The compression principle is divided into two steps. First pixel colors (at the beginning, there are 16.8 million colors encoded on 24 bits Red/Green/Blue (RGB) are restricted to a pallet of 2–256 colors (2, 4, 8, 16, 32, 64, 128, or the default value 256 colors). Hence, the color of each pixel is rounded up to the closest color appearing in the pallet. While keeping a large number of different colors with a 256-color pallet, this enables one to have a compression factor 3. Then, the sequence of pixel colors is compressed with the dynamic compression algorithm Lempel-Ziv-Welch (LZW). There exist two versions of this file format, which were, respectively, developed in 1987 and 1989:

· GIF 87a enables one to have a progressive display (using interleaving) and animated images (animated GIFs), storing several images within the same file.
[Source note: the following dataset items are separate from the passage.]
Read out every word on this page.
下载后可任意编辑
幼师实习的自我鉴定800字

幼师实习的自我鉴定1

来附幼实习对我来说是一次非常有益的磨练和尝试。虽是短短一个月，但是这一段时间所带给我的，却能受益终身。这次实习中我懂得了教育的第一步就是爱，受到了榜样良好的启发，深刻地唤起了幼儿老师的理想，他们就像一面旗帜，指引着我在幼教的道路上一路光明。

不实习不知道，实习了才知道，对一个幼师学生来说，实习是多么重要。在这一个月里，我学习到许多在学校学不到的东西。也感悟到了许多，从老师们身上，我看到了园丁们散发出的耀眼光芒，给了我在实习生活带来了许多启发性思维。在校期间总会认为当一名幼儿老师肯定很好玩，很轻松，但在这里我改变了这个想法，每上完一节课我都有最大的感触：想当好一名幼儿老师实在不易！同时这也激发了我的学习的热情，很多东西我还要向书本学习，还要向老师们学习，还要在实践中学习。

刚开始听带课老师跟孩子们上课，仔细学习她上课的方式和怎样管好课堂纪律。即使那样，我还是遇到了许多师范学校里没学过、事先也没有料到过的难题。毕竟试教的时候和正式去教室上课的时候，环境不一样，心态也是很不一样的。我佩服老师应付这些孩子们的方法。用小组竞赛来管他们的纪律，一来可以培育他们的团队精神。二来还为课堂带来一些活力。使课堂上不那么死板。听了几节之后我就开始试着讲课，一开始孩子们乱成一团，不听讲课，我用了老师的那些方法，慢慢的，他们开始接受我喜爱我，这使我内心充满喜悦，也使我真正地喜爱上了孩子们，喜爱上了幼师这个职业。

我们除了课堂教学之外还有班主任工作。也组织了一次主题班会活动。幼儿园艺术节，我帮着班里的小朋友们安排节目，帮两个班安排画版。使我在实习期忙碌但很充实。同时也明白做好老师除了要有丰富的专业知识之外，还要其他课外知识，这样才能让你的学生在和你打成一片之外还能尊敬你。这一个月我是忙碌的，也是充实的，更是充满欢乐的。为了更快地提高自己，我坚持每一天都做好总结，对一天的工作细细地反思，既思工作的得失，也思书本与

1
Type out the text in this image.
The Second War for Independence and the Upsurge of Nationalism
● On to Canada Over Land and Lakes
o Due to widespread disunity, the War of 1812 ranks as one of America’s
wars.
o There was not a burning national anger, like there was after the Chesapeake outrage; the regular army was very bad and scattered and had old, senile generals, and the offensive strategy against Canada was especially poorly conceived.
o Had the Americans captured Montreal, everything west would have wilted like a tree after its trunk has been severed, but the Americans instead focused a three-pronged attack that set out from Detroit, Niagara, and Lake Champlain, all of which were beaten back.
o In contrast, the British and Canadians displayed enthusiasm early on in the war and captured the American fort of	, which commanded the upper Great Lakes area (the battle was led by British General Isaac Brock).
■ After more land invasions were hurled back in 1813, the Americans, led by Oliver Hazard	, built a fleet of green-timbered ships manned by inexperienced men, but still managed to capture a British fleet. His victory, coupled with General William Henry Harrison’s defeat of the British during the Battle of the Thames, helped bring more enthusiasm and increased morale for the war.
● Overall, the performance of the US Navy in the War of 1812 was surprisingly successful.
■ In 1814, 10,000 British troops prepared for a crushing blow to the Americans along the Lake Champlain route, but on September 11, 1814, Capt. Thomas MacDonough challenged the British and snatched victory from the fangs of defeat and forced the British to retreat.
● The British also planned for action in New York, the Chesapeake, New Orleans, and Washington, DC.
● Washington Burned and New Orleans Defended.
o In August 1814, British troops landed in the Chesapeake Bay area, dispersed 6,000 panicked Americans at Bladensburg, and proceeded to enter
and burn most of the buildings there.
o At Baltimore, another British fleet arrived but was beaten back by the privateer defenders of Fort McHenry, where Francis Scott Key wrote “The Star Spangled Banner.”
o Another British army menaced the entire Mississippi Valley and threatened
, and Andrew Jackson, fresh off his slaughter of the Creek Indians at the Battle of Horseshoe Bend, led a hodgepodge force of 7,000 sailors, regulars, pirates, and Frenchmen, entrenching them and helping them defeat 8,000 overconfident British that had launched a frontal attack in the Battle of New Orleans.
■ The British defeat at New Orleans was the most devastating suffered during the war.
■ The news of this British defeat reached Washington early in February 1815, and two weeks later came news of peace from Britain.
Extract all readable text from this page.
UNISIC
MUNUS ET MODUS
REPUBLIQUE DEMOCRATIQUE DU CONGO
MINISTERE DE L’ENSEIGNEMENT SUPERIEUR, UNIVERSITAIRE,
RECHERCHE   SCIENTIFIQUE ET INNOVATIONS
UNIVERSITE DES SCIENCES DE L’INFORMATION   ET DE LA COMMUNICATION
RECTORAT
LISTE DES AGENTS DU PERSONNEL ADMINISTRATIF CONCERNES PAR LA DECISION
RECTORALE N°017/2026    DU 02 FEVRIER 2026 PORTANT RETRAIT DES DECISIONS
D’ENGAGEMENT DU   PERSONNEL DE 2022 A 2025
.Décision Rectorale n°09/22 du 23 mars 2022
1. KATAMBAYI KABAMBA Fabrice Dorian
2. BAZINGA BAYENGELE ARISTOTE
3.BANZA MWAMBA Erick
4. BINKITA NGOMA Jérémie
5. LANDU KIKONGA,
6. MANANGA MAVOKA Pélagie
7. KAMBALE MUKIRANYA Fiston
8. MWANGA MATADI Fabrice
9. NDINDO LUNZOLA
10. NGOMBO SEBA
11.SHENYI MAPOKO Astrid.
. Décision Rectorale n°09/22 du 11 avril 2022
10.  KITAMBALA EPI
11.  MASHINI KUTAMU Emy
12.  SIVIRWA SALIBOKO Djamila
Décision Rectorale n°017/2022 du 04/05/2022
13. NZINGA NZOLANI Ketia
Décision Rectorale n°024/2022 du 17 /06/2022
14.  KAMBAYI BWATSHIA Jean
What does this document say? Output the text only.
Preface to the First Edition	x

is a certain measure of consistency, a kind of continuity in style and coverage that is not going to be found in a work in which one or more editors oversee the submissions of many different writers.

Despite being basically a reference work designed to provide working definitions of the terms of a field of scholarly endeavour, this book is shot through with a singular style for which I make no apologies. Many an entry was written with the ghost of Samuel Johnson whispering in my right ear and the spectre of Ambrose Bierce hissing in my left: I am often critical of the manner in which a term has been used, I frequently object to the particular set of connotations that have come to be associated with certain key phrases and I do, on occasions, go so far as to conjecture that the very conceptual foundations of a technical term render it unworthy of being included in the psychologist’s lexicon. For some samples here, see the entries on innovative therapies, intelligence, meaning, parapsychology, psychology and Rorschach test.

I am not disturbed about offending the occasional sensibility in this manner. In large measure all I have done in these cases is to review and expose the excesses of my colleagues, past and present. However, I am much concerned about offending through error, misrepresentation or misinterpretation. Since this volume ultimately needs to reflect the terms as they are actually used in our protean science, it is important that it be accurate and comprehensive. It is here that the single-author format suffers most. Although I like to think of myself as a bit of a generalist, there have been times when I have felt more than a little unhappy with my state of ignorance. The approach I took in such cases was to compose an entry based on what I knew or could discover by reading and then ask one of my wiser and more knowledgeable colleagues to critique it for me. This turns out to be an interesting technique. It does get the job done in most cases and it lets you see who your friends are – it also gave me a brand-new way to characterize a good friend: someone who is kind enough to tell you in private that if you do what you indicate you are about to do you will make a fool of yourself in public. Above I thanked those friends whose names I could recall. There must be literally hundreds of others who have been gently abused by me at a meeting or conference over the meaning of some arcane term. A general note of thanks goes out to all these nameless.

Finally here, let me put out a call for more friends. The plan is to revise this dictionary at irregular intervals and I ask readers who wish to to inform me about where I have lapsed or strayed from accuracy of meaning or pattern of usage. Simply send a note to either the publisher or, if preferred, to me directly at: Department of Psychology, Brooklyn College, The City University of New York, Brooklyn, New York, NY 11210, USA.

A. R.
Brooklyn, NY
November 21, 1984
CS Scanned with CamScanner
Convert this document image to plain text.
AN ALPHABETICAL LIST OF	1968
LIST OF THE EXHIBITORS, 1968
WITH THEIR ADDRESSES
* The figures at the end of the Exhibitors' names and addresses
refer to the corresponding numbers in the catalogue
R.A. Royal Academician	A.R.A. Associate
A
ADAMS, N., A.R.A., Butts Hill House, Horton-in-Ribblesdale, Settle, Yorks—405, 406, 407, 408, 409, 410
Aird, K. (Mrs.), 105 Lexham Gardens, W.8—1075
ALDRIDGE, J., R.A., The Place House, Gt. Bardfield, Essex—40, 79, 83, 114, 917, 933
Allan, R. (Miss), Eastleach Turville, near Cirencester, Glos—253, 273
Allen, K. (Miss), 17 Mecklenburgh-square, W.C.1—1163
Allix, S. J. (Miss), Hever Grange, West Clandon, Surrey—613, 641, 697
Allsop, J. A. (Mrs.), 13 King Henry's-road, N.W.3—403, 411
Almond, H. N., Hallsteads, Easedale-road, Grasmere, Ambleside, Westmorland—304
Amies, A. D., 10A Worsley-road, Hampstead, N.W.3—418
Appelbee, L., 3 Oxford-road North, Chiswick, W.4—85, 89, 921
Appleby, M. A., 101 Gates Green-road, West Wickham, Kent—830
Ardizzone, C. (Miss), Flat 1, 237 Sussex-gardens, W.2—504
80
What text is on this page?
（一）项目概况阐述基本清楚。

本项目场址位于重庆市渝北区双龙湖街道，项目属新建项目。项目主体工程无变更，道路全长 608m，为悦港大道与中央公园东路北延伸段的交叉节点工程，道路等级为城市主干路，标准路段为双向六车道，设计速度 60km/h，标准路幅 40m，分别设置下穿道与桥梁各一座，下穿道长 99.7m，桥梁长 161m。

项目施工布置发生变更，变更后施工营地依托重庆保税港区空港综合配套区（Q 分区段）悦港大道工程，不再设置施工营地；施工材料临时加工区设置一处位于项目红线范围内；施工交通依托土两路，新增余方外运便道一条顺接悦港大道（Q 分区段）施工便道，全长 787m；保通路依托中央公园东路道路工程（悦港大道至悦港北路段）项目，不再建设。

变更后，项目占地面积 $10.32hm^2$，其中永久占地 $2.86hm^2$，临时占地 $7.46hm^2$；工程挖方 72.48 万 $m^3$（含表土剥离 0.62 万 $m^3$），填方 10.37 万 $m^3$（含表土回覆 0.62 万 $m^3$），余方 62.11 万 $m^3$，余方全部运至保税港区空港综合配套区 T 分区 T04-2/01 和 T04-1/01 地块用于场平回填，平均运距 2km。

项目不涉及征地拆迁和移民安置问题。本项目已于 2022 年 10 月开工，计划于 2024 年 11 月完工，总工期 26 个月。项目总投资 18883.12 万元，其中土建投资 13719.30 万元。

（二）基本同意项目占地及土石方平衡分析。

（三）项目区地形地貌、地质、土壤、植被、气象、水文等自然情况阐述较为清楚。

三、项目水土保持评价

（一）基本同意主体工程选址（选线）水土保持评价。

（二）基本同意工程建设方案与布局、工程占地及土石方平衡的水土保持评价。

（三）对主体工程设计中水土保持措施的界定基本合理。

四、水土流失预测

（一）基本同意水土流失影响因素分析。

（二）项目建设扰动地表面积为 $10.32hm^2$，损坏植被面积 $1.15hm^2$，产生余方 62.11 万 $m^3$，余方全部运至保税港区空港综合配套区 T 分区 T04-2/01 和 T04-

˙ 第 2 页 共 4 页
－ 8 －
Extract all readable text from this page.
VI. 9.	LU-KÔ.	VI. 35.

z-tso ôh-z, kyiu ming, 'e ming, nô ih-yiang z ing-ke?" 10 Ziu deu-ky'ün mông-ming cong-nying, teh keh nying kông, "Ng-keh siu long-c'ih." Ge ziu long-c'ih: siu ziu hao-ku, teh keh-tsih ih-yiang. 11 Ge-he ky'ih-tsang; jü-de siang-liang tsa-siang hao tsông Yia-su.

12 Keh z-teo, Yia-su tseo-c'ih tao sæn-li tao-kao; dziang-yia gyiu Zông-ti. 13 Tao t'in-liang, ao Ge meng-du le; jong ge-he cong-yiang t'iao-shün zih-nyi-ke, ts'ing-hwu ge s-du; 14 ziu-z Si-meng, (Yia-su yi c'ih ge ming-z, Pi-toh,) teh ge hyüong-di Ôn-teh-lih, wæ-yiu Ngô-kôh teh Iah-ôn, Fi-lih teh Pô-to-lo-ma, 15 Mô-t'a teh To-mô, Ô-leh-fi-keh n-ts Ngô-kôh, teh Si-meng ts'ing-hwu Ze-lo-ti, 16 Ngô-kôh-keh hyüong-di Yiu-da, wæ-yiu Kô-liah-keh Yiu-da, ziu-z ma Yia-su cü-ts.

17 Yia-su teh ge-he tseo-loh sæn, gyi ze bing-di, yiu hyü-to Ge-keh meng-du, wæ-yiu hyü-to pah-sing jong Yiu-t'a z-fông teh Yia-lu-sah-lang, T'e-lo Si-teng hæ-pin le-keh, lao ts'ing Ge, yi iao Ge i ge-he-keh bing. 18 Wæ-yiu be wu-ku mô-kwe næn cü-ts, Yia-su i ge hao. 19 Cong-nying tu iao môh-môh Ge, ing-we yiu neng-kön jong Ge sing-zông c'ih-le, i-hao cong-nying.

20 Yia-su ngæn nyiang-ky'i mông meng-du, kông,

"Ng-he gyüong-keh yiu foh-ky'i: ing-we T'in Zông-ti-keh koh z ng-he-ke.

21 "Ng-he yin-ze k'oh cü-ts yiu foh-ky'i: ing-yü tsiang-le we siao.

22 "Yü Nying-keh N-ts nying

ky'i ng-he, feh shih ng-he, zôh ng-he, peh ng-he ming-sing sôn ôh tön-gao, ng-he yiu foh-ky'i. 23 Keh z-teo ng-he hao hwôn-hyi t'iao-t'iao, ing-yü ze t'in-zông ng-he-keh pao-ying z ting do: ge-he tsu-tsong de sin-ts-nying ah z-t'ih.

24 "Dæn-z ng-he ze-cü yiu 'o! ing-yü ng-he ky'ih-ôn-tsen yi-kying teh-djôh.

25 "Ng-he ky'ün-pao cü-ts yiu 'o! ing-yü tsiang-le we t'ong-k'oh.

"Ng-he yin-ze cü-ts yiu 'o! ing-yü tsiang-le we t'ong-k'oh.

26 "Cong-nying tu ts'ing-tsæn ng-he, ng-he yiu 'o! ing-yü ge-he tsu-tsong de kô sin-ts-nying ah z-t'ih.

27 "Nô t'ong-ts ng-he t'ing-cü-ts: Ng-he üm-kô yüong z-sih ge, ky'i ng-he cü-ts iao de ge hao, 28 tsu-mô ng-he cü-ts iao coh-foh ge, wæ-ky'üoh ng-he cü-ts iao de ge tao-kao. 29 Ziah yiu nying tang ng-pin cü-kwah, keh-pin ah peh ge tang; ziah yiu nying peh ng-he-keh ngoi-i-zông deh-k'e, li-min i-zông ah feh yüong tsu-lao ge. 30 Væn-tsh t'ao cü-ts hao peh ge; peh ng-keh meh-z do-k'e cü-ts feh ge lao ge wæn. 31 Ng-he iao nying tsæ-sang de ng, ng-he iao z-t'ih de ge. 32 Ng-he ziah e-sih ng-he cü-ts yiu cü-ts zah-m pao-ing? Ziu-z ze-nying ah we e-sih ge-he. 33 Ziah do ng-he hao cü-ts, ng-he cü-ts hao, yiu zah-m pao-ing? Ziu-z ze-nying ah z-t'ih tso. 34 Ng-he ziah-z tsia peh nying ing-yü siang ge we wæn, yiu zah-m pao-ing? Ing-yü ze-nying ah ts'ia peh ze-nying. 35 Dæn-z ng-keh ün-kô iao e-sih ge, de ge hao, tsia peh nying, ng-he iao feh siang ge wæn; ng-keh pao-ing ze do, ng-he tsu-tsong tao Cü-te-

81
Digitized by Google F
· GIF 89a—in addition to these functionalities—enables one to define a transparent color in the pallet and specify the delay for the animations.

As the LZW compression algorithm was patented by Unisys, all software editors manipulating GIF images would have had to pay royalties to Unisys. This is one of the reasons why the Portable Network Graphics PNG format is increasingly used, to the disadvantage of GIF format. The PNG format is similar to the GIF format, but it uses the LZ77 compression algorithm.